Another analyst said when a share price goes as high as 1,000 euros, ($1,250), one doesn’t have to have a large position to get burned.
“I suppose someone else is on the other side of the share’s movement and it’s probably painful; perhaps terminally for some,” he said.
Porsche was already Volkswagen’s biggest shareholder when it announced in the stake increase.
Stuttgart-based Porsche said “the goal remains, as long as the financial conditions are right” to increase its holding to 75 percent next year.
“Yesterday, VW has almost doubled its market capitalization,” said Oliver Roth, the director of equities trading at Close Brothers Seydler AG on Frankfurt exchange floor. “That’s crazy; they should stop trading that share.”

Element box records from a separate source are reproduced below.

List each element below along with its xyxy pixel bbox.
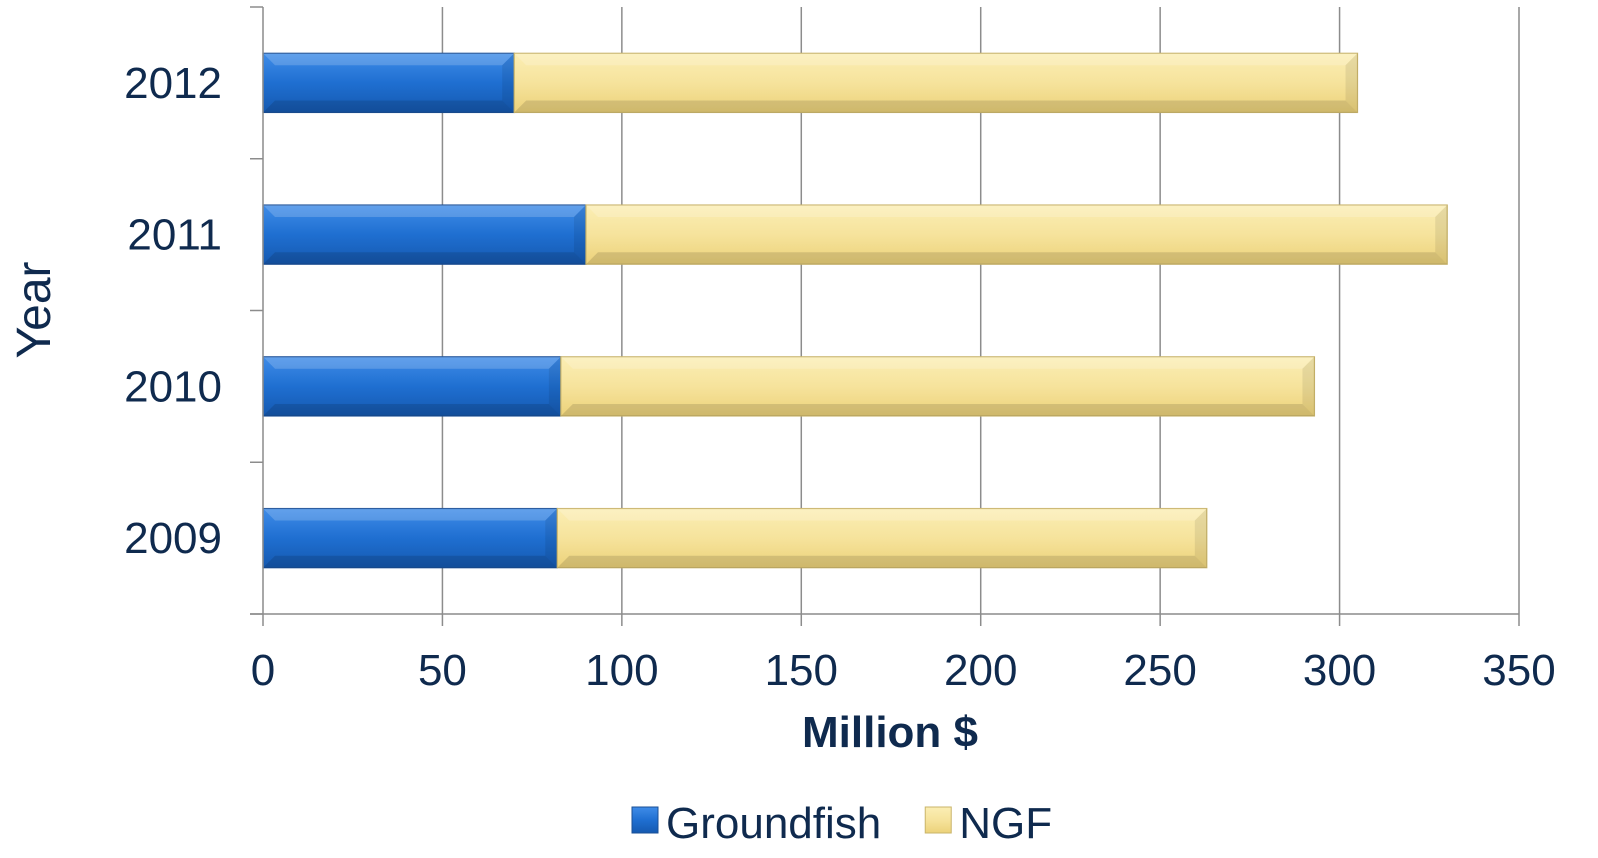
bar-bevel-top [263,356,561,369]
legend-item-ngf: NGF [924,799,1052,848]
bar-groundfish-2011 [262,204,587,265]
bar-segment [262,204,587,265]
bar-segment [262,356,562,417]
x-axis-title: Million $ [802,708,978,757]
y-tick-label: 2011 [127,211,222,260]
x-tick-label: 0 [251,646,275,695]
bar-bevel-top [514,53,1358,66]
bars [262,52,1448,569]
legend: Groundfish NGF [631,799,1052,848]
bar-bevel-top [263,508,558,521]
bar-bevel-right [1302,356,1315,416]
bar-bevel-right [502,53,515,113]
bar-bevel-top [560,356,1315,369]
legend-label: NGF [959,799,1052,848]
y-tick-labels: 2012 2011 2010 2009 [124,59,222,563]
bar-bevel-right [1345,53,1358,113]
legend-item-groundfish: Groundfish [631,799,881,848]
bar-segment [560,356,1316,417]
x-tick-label: 150 [765,646,838,695]
bar-bevel-bottom [263,252,586,265]
bar-segment [262,507,558,569]
x-tick-label: 200 [944,646,1017,695]
bar-segment [513,52,1359,114]
x-tick-labels: 0 50 100 150 200 250 300 350 [251,646,1556,695]
bar-groundfish-2012 [262,52,515,114]
bar-ngf-2009 [556,507,1208,569]
bar-bevel-bottom [557,555,1207,568]
bar-bevel-bottom [585,252,1448,265]
bar-bevel-right [1194,508,1207,568]
bar-bevel-right [573,205,586,265]
bar-bevel-top [263,53,515,66]
bar-groundfish-2010 [262,356,562,417]
bar-bevel-bottom [560,403,1315,416]
y-tick-label: 2009 [124,514,222,563]
bar-ngf-2010 [560,356,1316,417]
bar-segment [556,507,1208,569]
legend-swatch [924,806,952,834]
bar-bevel-top [557,508,1207,521]
bar-bevel-right [548,356,561,416]
x-tick-label: 350 [1482,646,1555,695]
bar-bevel-bottom [263,555,558,568]
bar-ngf-2012 [513,52,1359,114]
bar-bevel-bottom [514,100,1358,113]
bar-bevel-top [585,205,1448,218]
x-tick-label: 250 [1123,646,1196,695]
legend-label: Groundfish [666,799,881,848]
y-tick-label: 2012 [124,59,222,108]
axes [250,6,1520,626]
bar-segment [585,204,1448,265]
bar-groundfish-2009 [262,507,558,569]
y-axis-title: Year [8,261,61,358]
bar-bevel-right [545,508,558,568]
bar-ngf-2011 [585,204,1448,265]
legend-swatch [631,806,659,834]
bar-bevel-right [1435,205,1448,265]
bar-bevel-bottom [263,100,515,113]
x-tick-label: 300 [1303,646,1376,695]
bar-bevel-bottom [263,403,561,416]
bar-bevel-top [263,205,586,218]
x-tick-label: 50 [418,646,467,695]
x-tick-label: 100 [585,646,658,695]
y-tick-label: 2010 [124,362,222,411]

Torsten Baar, a spokesman for Frankfurt exchange operator Deutsche Boerse AG, said the Volkswagen stock would remain in trade as long as it still has a free float of 5 percent.
“We don’t know exactly where it is at the moment,” Baar said. “They’re close. Yesterday they were around 2 percent away from there.”
Baar said the exchange makes its free float calculations at the end of the trading day.
Porsche shares fell on Monday, but reversed course on Tuesday, rising nearly 10 percent to close at 46 euros ($57.61).